Su voz adquirió un matiz extraño, casi soñador. Vereno creyó que recordaba los días en que bastaba una sola mirada para comandar ejércitos, cuando distribuir provisiones, trazar rutas de escape y quebrar al enemigo eran actos instintivos, no órdenes dictadas por un mundo que ya no parecía temerle. Apartó los dedos del pelaje, pero dejó la palma apoyada en el lomo. Su rostro, curtido por los años, se iluminó con una sonrisa que se deslizó lenta, como una sombra invertida.

—¿Y si te ayudo, Principito? —dijo al fin, con un tono tan ambiguo que Vereno no logró descifrar—. ¿Qué gano yo?

—Liderarás a las tropas bajo mi mando —respondió Corvus. Su voz no tembló—. Volverás a ser leyenda. El terror de todos los reinos. Tu nombre resonará como antes o más alto aún.

Cassius lo observó en silencio. Su mirada, fija como una daga, no se apartó del rostro del joven príncipe. Luego, una sonrisa apenas insinuada le torció los labios.

—No eres el primero que viene con estas ideas — Soltó el ministro con una calma tan precisa que parecía calculada.

Una sombra de desconcierto cruzó el semblante de Corvus, creando feas arrugas en la frente cuando sus cejas se elevaron. Para el más joven de los reunidos no era una sorpresa, durante años había escuchado propuestas similares, cargadas de promesas de gloria y poder, todas encontraron en Cassius murallas infranqueables. Aquel hombre, fue curtido por batallas y tradiciones, se vio obligado a forjarse con una voluntad poco voluble.
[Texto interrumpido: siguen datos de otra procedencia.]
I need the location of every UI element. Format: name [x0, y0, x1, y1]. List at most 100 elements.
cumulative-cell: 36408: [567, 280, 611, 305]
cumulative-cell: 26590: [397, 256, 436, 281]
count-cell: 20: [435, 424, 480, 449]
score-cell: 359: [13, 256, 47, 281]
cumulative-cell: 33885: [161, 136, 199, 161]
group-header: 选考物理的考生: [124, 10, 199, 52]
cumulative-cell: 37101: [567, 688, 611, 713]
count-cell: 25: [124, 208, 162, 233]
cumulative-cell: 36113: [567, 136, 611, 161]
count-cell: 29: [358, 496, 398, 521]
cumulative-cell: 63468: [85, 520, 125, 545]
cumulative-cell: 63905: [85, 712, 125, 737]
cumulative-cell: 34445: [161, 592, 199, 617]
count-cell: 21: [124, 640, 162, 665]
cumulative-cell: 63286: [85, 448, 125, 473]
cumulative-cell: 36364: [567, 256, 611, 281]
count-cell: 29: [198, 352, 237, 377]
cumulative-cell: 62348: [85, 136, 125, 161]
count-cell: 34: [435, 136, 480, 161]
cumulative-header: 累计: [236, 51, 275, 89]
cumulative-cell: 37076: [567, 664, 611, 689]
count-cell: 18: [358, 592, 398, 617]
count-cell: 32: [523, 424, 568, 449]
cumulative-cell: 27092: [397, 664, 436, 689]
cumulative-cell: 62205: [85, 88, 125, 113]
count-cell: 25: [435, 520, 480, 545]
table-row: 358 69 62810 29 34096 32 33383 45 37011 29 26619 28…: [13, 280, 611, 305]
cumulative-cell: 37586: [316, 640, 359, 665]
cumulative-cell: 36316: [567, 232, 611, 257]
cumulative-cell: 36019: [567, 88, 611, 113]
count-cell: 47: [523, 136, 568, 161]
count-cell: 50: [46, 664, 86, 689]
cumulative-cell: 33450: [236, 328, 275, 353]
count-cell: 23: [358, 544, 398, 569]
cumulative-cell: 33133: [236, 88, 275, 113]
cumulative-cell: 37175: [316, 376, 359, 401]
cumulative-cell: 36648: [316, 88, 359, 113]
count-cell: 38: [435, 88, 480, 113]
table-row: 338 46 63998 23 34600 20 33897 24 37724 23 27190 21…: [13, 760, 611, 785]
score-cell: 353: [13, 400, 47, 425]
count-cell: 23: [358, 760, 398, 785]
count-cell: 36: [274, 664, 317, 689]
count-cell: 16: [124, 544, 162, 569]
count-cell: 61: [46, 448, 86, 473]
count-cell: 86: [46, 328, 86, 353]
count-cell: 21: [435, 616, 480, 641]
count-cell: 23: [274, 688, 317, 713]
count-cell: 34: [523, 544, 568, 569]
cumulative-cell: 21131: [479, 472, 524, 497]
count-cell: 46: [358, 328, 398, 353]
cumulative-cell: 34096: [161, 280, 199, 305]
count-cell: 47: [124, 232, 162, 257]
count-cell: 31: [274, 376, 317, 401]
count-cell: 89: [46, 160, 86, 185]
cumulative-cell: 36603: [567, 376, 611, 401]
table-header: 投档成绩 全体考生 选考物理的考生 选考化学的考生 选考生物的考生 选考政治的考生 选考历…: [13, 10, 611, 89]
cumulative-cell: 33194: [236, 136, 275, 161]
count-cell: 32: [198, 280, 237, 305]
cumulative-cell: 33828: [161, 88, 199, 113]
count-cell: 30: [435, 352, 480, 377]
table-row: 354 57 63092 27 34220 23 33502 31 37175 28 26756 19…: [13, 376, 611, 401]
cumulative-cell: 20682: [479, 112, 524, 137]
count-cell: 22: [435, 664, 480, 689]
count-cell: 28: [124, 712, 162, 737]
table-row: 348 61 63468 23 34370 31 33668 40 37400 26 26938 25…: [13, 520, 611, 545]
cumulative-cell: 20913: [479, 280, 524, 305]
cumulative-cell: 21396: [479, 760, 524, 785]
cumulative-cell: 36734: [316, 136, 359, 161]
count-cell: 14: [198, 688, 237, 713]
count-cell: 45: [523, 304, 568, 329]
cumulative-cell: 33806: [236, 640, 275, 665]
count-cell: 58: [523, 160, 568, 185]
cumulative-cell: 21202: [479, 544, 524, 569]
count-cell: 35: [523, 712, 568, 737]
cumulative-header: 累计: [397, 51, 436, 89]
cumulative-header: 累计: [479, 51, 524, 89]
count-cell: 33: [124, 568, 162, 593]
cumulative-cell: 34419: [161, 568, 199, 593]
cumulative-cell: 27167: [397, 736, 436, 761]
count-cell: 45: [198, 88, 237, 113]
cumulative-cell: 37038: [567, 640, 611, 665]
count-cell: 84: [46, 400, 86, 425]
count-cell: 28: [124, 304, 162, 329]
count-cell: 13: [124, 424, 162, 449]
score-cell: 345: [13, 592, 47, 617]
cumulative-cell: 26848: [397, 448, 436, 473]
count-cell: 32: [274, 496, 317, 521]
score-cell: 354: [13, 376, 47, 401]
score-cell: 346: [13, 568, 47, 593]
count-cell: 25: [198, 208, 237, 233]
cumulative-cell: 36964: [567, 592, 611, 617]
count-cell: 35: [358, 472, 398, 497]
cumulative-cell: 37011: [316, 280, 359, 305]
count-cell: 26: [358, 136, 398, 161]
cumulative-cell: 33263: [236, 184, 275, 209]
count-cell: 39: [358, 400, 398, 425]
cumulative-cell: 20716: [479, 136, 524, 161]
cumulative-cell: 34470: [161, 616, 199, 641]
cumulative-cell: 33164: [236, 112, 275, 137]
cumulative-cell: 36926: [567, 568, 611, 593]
Vereno lo había visto más de una vez mantenerse firme cuando el mundo parecía derrumbarse a su alrededor, con la misma calma impecable que mostraba ahora, sin dejarse perturbar por los cantos de sirena de la ambición fácil.

Mientras observaba al ministro, Vereno entendió que el desconcierto en Corvus no era más que un reflejo de la firmeza de Cassius, un recordatorio de que, en aquel terreno, no bastaba con palabras grandilocuentes. Solo quienes dominaban su esencia y resistían la presión del mundo lograban sobrevivir. Y Cassius era, sin duda, uno de ellos.